The methods of CAE, particularly CFD are commonly utilized during the design of the process equipment. The airflow phenomena are the bases of the pneumatic pulsator design, and therefore, the usage of CFD took place. It is crucial to employ heuristic, analytical, and experimental knowledge in the design methodology. Only the application of the three makes possible to create a rational, and subsequently optimal design.

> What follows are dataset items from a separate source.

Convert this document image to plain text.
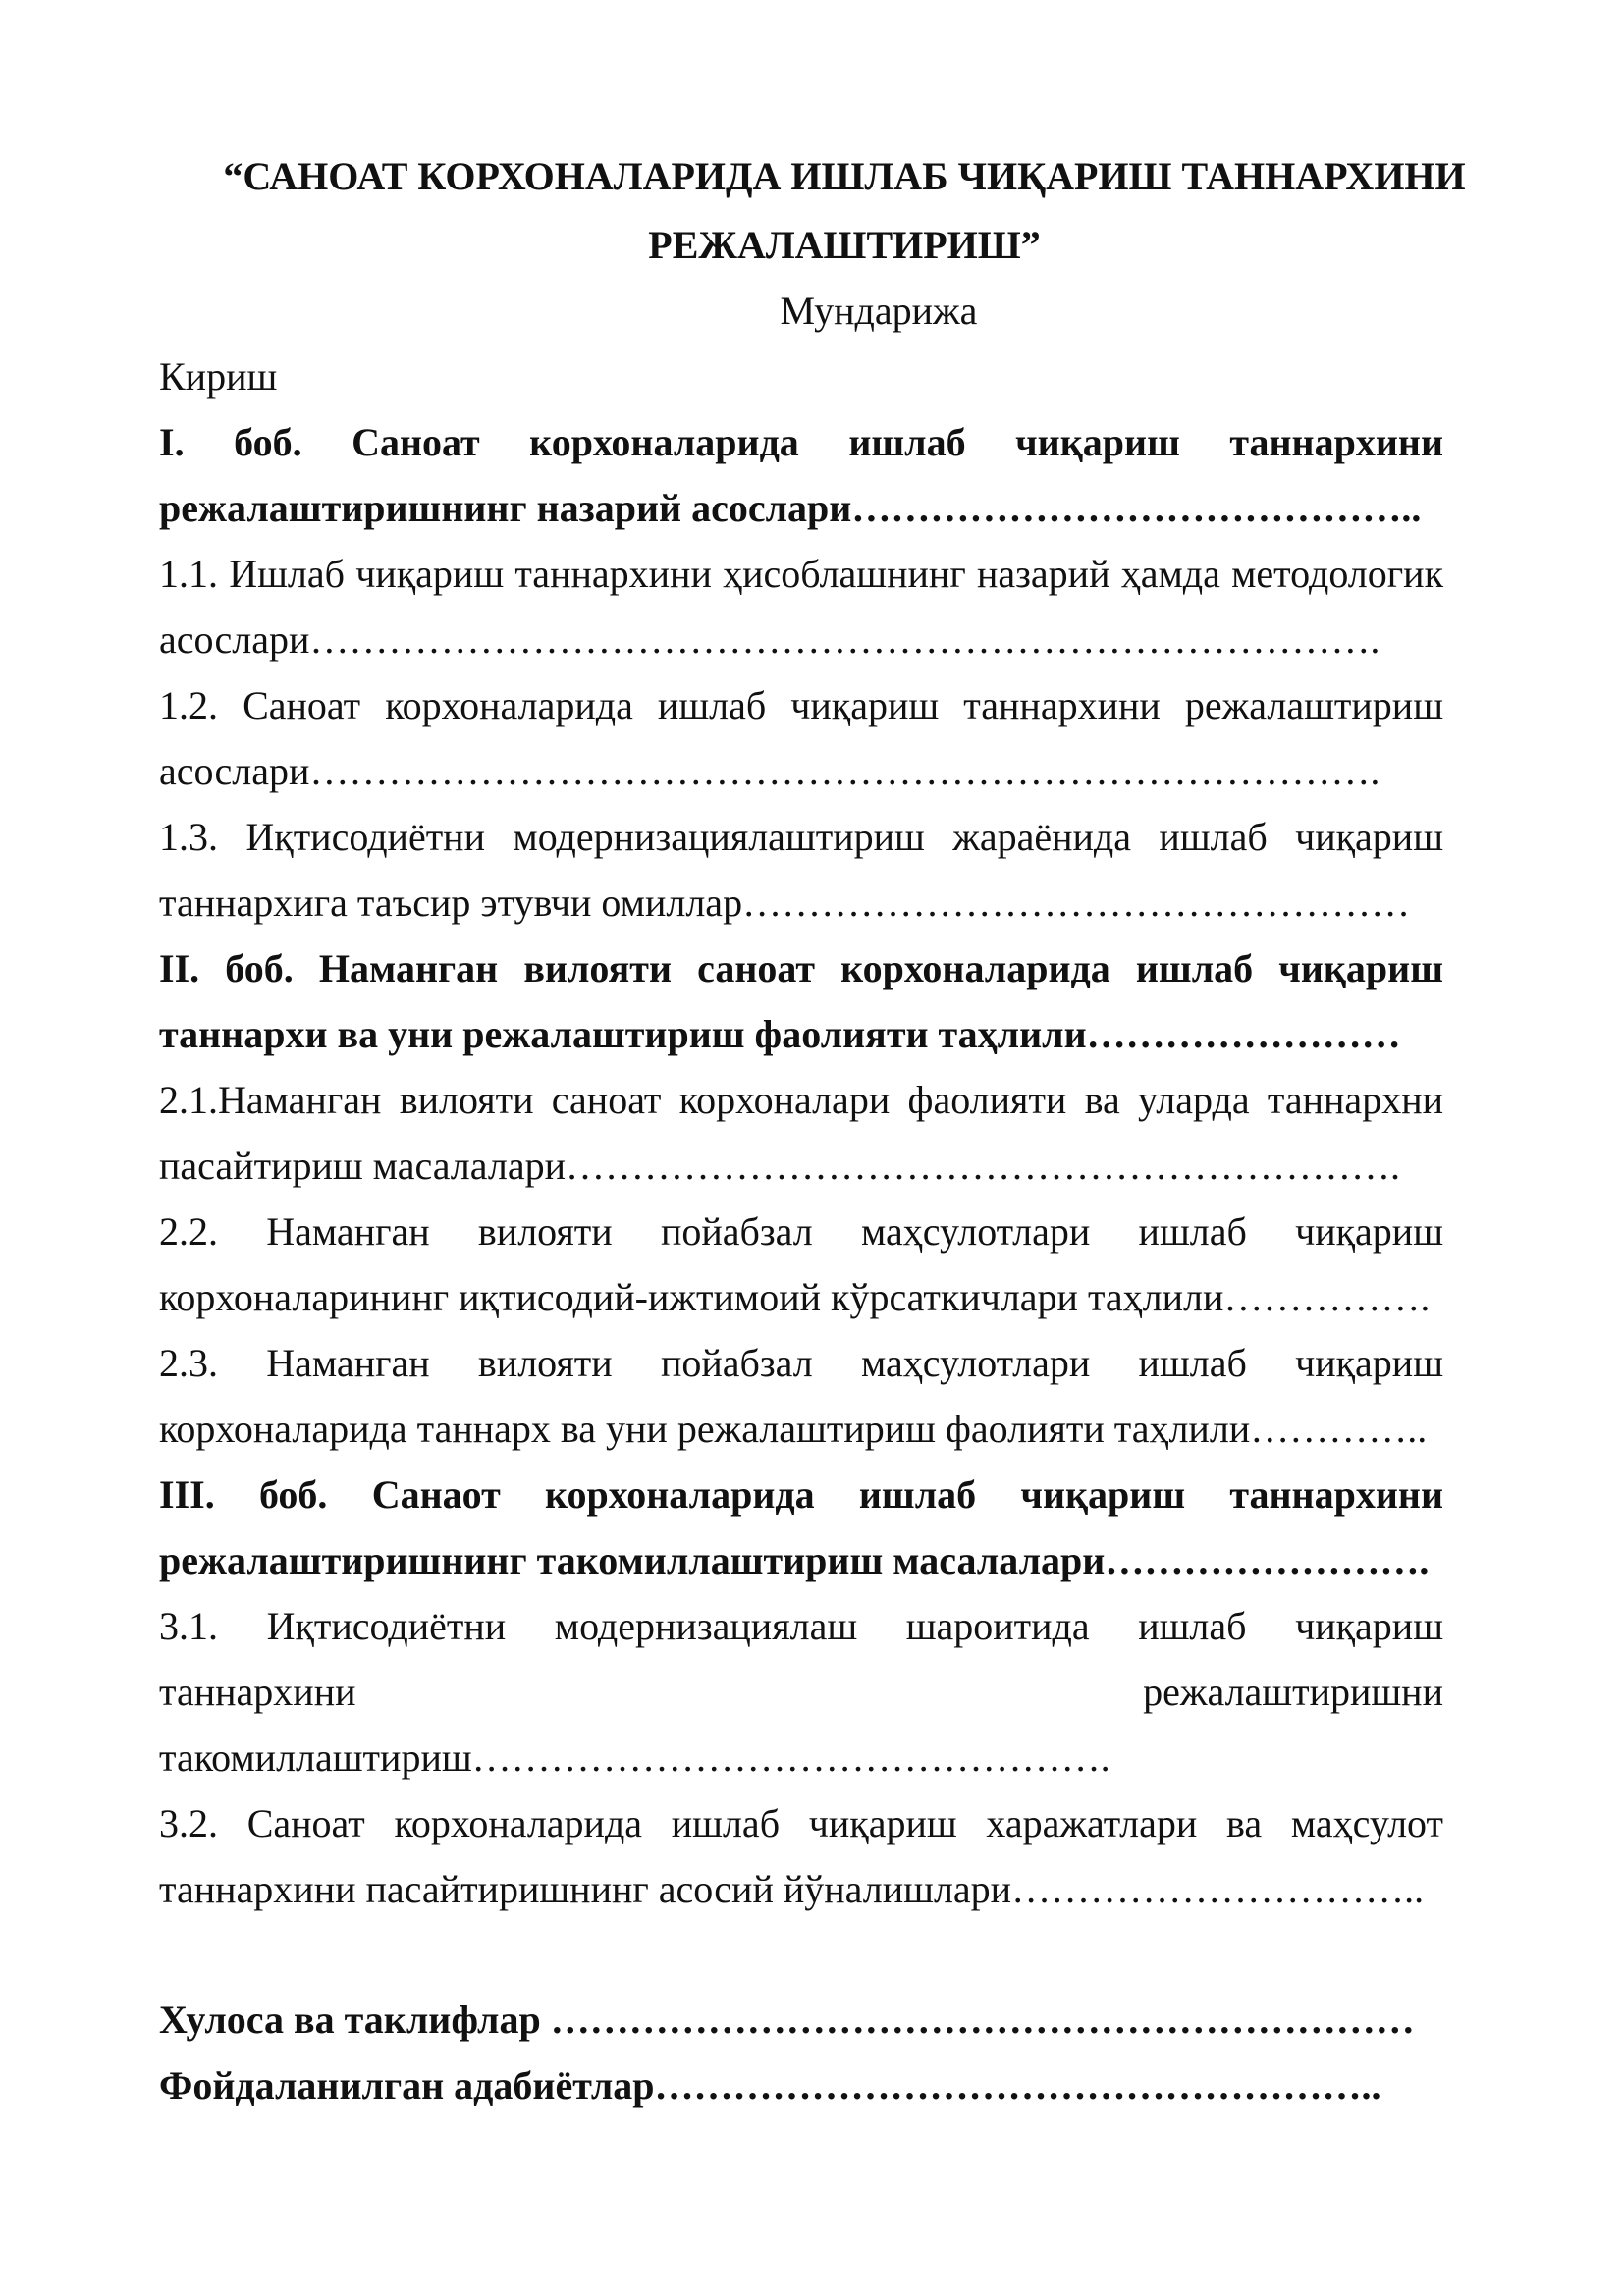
“САНОАТ КОРХОНАЛАРИДА ИШЛАБ ЧИҚАРИШ ТАННАРХИНИ
РЕЖАЛАШТИРИШ”
Мундарижа

Кириш

I. боб. Саноат корхоналарида ишлаб чиқариш таннархини режалаштиришнинг назарий асослари……………………………………..

1.1. Ишлаб чиқариш таннархини ҳисоблашнинг назарий ҳамда методологик асослари……………………………………………………………………….

1.2. Саноат корхоналарида ишлаб чиқариш таннархини режалаштириш асослари……………………………………………………………………….

1.3. Иқтисодиётни модернизациялаштириш жараёнида ишлаб чиқариш таннархига таъсир этувчи омиллар……………………………………………

II. боб. Наманган вилояти саноат корхоналарида ишлаб чиқариш таннархи ва уни режалаштириш фаолияти таҳлили……………………

2.1.Наманган вилояти саноат корхоналари фаолияти ва уларда таннархни пасайтириш масалалари……………………………………………………….

2.2. Наманган вилояти пойабзал маҳсулотлари ишлаб чиқариш корхоналарининг иқтисодий-ижтимоий кўрсаткичлари таҳлили…………….

2.3. Наманган вилояти пойабзал маҳсулотлари ишлаб чиқариш корхоналарида таннарх ва уни режалаштириш фаолияти таҳлили…………..

III. боб. Санаот корхоналарида ишлаб чиқариш таннархини режалаштиришнинг такомиллаштириш масалалари…………………….

3.1. Иқтисодиётни модернизациялаш шароитида ишлаб чиқариш таннархини режалаштиришни такомиллаштириш………………………………………….

3.2. Саноат корхоналарида ишлаб чиқариш харажатлари ва маҳсулот таннархини пасайтиришнинг асосий йўналишлари…………………………..

Хулоса ва таклифлар …………………………………………………………

Фойдаланилган адабиётлар………………………………………………..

The article presents a chosen set of the design issues considering the head of the pulsator and fins placed on that head. A numerical simulations were carried out and the results obtained showed temperature distribution on head surface and in the fins, stress distribution, safety factor, displacement in the head, and the temperature and velocity field of the flowing around air. The numerical results were validated and compared with the analytical and experimental results, which confirmed their value. The results confirm the head design of reason. The temperature distribution calculated with CFD are approximately equal to the values measured during the exploitation investigations. The CFD utilization helped to launch a new product to the market, but it cannot eliminate the exploitation investigations, nevertheless.